The researchers designed the survey regarding technology education and the use of technology for STEM learning based on Mahoney’s instrument, it consists of three sections: demographics; interests in technology education; and the use of technology for learning. The section of interests in technology education consists of seven items (see Appendix A). The responses were recorded to reflect—1 (no). 2 (not sure), 3 (yes). According to reliability analysis in SPSS, Cronbach's alpha is: 0.831 (relatively good) (table 1).

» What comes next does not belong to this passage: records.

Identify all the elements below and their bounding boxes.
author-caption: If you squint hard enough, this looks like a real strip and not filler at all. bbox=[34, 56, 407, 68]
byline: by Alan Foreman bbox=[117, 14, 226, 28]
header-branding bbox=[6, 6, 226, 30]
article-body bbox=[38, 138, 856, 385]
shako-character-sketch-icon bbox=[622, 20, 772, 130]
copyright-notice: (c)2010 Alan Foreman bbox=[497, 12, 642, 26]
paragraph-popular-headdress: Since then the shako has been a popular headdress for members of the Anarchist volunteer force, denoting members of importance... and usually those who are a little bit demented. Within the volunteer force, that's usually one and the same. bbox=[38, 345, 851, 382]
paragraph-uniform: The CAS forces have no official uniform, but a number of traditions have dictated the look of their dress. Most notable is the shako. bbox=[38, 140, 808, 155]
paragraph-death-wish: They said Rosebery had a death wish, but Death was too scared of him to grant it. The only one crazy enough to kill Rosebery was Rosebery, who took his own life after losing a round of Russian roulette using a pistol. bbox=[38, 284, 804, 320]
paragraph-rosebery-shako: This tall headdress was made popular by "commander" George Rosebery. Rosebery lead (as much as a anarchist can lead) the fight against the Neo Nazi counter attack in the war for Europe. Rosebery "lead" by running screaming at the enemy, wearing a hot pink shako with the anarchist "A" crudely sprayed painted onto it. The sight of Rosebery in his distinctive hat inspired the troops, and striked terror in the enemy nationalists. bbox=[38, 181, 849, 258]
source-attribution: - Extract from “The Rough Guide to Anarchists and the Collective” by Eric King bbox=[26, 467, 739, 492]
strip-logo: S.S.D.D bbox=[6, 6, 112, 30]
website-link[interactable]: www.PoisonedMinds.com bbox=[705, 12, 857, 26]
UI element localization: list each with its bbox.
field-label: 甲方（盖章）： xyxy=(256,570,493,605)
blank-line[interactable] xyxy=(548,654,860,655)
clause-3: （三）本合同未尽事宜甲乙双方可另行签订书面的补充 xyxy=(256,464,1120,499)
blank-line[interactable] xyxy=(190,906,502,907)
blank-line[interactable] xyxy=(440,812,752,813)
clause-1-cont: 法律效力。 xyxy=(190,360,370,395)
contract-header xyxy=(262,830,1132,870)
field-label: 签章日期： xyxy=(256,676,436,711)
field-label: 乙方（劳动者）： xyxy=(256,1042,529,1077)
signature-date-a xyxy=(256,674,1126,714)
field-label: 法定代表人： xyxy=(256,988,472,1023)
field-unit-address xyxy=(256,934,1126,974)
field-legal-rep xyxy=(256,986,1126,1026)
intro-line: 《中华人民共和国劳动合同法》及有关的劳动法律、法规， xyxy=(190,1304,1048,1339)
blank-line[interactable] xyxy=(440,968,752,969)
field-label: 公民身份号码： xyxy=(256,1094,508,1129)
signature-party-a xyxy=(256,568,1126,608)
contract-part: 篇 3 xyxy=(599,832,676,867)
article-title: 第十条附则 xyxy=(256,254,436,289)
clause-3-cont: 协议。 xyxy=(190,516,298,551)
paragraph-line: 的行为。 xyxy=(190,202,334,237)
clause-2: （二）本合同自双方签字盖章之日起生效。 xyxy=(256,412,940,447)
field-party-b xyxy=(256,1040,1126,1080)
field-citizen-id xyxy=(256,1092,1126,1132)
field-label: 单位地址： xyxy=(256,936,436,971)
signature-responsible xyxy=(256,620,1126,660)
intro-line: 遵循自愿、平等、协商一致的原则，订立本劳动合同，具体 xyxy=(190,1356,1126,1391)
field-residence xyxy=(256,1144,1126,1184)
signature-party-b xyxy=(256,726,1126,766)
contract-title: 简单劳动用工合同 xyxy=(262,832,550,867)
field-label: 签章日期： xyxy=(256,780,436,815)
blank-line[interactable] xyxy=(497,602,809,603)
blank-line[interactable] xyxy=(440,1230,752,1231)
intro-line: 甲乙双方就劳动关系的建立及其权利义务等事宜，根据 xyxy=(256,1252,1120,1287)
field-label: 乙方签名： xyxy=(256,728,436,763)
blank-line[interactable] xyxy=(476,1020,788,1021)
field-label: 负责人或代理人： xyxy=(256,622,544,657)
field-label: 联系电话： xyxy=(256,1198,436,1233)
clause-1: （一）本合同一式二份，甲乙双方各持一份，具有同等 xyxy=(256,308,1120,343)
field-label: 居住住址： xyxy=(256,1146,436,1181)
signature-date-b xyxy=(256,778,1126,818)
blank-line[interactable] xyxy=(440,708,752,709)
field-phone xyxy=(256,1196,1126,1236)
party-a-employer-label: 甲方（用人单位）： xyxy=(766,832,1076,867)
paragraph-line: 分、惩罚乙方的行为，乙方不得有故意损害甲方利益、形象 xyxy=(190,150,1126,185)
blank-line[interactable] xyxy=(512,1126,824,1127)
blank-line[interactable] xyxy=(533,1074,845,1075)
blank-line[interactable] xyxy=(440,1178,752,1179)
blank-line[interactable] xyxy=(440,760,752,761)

The section of the use of technology for learning consists of seven items (see Appendix A). The responses of the first six items were recorded to reflect—1 (no), 2 (not sure), 3 (yes). According to reliability analysis, Cronbach’s alpha are .792 and .782(acceptable) (table 1).

Table 1


In order to efficiently survey students, the teachers and administrators at the school were recruited to encourage participation. Students were given a packet with the survey instrument, consent forms and instructions for returning the instruments. Followed by IRB procedure, parents signed the parental permission form if they agreed to allow their children to complete the survey. To minimize disruption at the school, the survey was administered in only one wave. Participants were given a week to return the completed survey.

Data Analysis

Descriptive statistics were used to characterize the responses of respondents to the survey. An assessment of the normality of data is a prerequisite for many statistical tests because normal data is an underlying assumption in parametric testing. The Shapiro-Wilk Test is more appropriate for small sample sizes (Royston, 1982), for this reason, in this study, the researcher used the Shapiro-Wilk test as the numerical means of assessing normality. In the section of interests in technology education, the results of the Shapiro Wilk test indicated that the data is not normally distributed, p = .000 (Table 2). In the section of the use of technology for learning, either of the two variables is not normally distributed, mobile devices use for learning, p = .000; computer use for learning, p = .000, according to their Shapiro Wilk tests (Table 2). Since the assumption of normality is violated, the researchers chose to use non-parametric tests to answer the research questions.

In this study, a Mann-Whitney U test is used to compare differences between two independent groups (African-American boys and African-American girls) when the dependent variable is either ordinal or continuous, but not normally distributed. The Mann-Whitney test relies on scores being ranked from lowest to highest; therefore, the group with the lowest mean rank is the group with the greatest number of lower scores in it. Similarly, the group with the highest mean rank should have greater number of high scores within it. A Kruskal-Wallis H test was used to analyze whether the total score were differed significantly among grade levels. The Kruskal-Wallis H test is a rank-based nonparametric test that can be used to determine if there are statistically significant differences between two or more groups of an independent variable on a continuous or ordinal dependent variable. It is considered the nonparametric alternative to the one-way ANOVA, and an extension of the Mann-Whitney U test to allow the comparison of more than two independent groups (Gibbons, 1993, p.31-44).